How are you going to measure meeting customer and regulatory requirements? Some typical measures are warranty returns (pretty much a big no-no in medical devices), first pass yield (how many items make it through final inspection the first time without re-work), scrap rate, rework rate, both as a result of final inspection and as a result of problems found at any other inspection point.

Some overall guidance on coming up with objectives are that the data is easy to gather and the results are useful. Element 8.4 provides some guidance on what to measure as well, where it tells you to determine, gather, and analyze data that tells you the health of your quality management system and aids you in making improvements. It then goes on to say that there are four topics to cover 1) customer satisfaction (not a topic for medical devices, but a topic for ISO 9001) 2) product quality 3) process performance (often measured by on-time delivery), and 4) supplier performance.
 
T

Tara Monson

Those are a great start!

I agree with BIG JIM. You really want something you can measure so progress can be tracked.

EXAMPLE:

Your objective, "Meet Customer Satisfaction."
Restated, "Obtain 75% customer satisfaction on Customer Satisfaction survey."

On-time delivery..."Meet an OTD rate of 90%."


Those are just some examples. You want to have a goal that is measurable.

Good luck!
 
M

Mallya

I believe u have put forward draft proposal, apart from being complex, they are not SMART, Importantly make sure they are measurable, time frame, realistic and achievable depending with u situation on ground. Check Tara's examples on previous post.

Regards

Benny
 
H

Hodgepodge

You can track the scrap rate of manufactured product (how many parts manufactured meet product requirements?). This is something that can be measured objectively.
 
J

jzengj

Thank you all for the replies! So can I say only this objective "Meet customer or regulatory requirement(s)" is the one that deals with product requirements?

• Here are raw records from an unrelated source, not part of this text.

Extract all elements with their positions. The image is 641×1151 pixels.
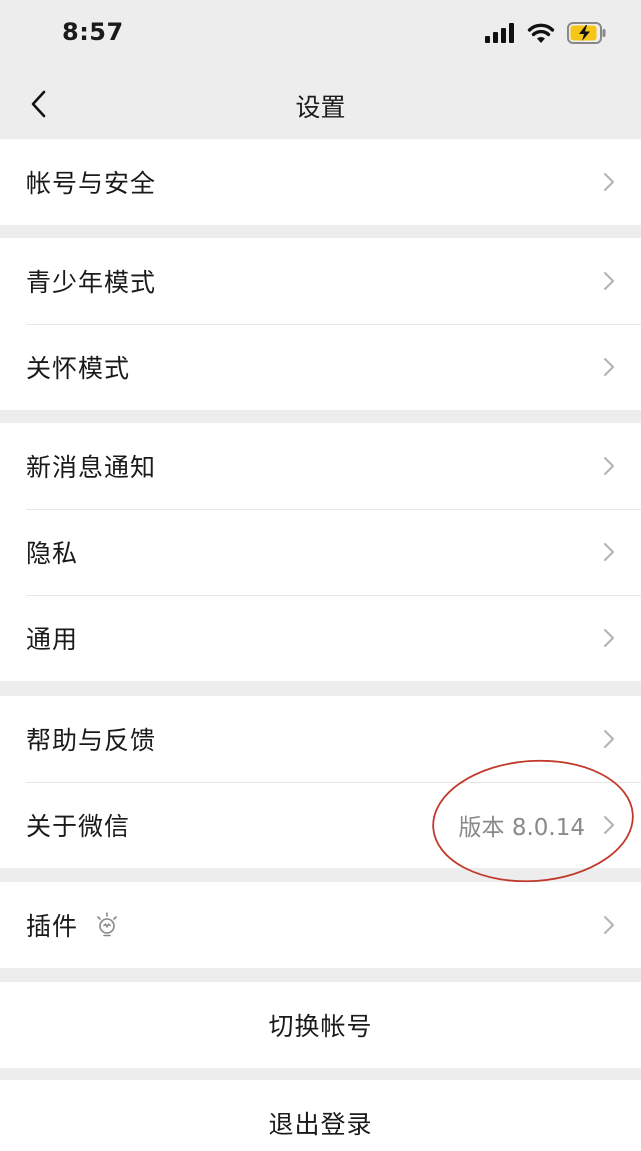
chevron-right-icon xyxy=(604,916,614,934)
wifi-icon xyxy=(527,23,555,43)
chevron-right-icon xyxy=(604,816,614,834)
row-label: 插件 xyxy=(26,912,79,941)
row-about-wechat[interactable]: 关于微信 版本 8.0.14 xyxy=(0,782,641,868)
status-bar: 8:57 xyxy=(0,0,641,70)
logout-group: 退出登录 xyxy=(0,1080,641,1151)
row-notifications[interactable]: 新消息通知 xyxy=(0,423,641,509)
settings-group-about: 帮助与反馈 关于微信 版本 8.0.14 xyxy=(0,696,641,868)
chevron-right-icon xyxy=(604,173,614,191)
row-privacy[interactable]: 隐私 xyxy=(0,509,641,595)
plugin-bulb-icon xyxy=(97,912,117,937)
page-title: 设置 xyxy=(295,93,346,122)
version-value: 版本 8.0.14 xyxy=(458,815,585,841)
settings-group-general: 新消息通知 隐私 通用 xyxy=(0,423,641,681)
logout-button[interactable]: 退出登录 xyxy=(0,1080,641,1151)
row-label: 关于微信 xyxy=(26,812,131,841)
row-label: 通用 xyxy=(26,625,79,654)
chevron-right-icon xyxy=(604,358,614,376)
settings-group-account: 帐号与安全 xyxy=(0,139,641,225)
chevron-right-icon xyxy=(604,272,614,290)
signal-icon xyxy=(485,23,514,43)
status-time: 8:57 xyxy=(62,18,124,46)
chevron-right-icon xyxy=(604,730,614,748)
battery-charging-icon xyxy=(567,22,606,44)
row-label: 隐私 xyxy=(26,539,79,568)
switch-account-group: 切换帐号 xyxy=(0,982,641,1068)
switch-account-label: 切换帐号 xyxy=(268,1012,373,1041)
status-icons xyxy=(485,22,607,44)
logout-label: 退出登录 xyxy=(268,1110,373,1139)
row-label: 新消息通知 xyxy=(26,453,157,482)
nav-bar: 设置 xyxy=(0,70,641,138)
row-plugins[interactable]: 插件 xyxy=(0,882,641,968)
row-label: 关怀模式 xyxy=(26,354,131,383)
row-help-feedback[interactable]: 帮助与反馈 xyxy=(0,696,641,782)
row-youth-mode[interactable]: 青少年模式 xyxy=(0,238,641,324)
row-care-mode[interactable]: 关怀模式 xyxy=(0,324,641,410)
row-label: 青少年模式 xyxy=(26,268,157,297)
settings-group-plugins: 插件 xyxy=(0,882,641,968)
row-account-security[interactable]: 帐号与安全 xyxy=(0,139,641,225)
row-general[interactable]: 通用 xyxy=(0,595,641,681)
row-label: 帐号与安全 xyxy=(26,169,157,198)
settings-group-modes: 青少年模式 关怀模式 xyxy=(0,238,641,410)
chevron-right-icon xyxy=(604,457,614,475)
chevron-right-icon xyxy=(604,543,614,561)
chevron-right-icon xyxy=(604,629,614,647)
row-label: 帮助与反馈 xyxy=(26,726,157,755)
switch-account-button[interactable]: 切换帐号 xyxy=(0,982,641,1068)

What i also gather so far is that the objectives have got to be measurable. We do have measurable targets for each year, but our practice is have targets written into a separate document, while we define the objectives within the QM. However, the one issue we are facing is finding the right data to measure, as our product usually stops at the design transfer stage and they are varied being of research nature.
 

drgnrider

Quite Involved in Discussions
... One of the ISO 13485/9001 requirements for the objectives set is that they should cover product requirements. The objectives we have are:

1) Meet customer or regulatory requirement(s) and customer's satisfaction
2) To improve project schedule adherance and ensure project completion within budget

Will these likely be sufficient to cover the product requirement?

Thank you all for the replies! So can I say only this objective "Meet customer or regulatory requirement(s)" is the one that deals with product requirements?

What i also gather so far is that the objectives have got to be measurable. We do have measurable targets for each year, but our practice is have targets written into a separate document, while we define the objectives within the QM. However, the one issue we are facing is finding the right data to measure, as our product usually stops at the design transfer stage and they are varied being of research nature.

It looks like what you are creating here are the high-level business goals and then creating more targeted objectives to reinforce those goals, and that your "product" is a design.

Both of your goals can be product-related and have some of the same targets. An 'on time delivery' objective covers both 'Adhering to design schedule' and 'customer satisfaction'; as stated earlier, just need to quantify the target.
 
J

jzengj

Thanks drgnrider! It seems like what I need to do is to quantify the targets better in this case.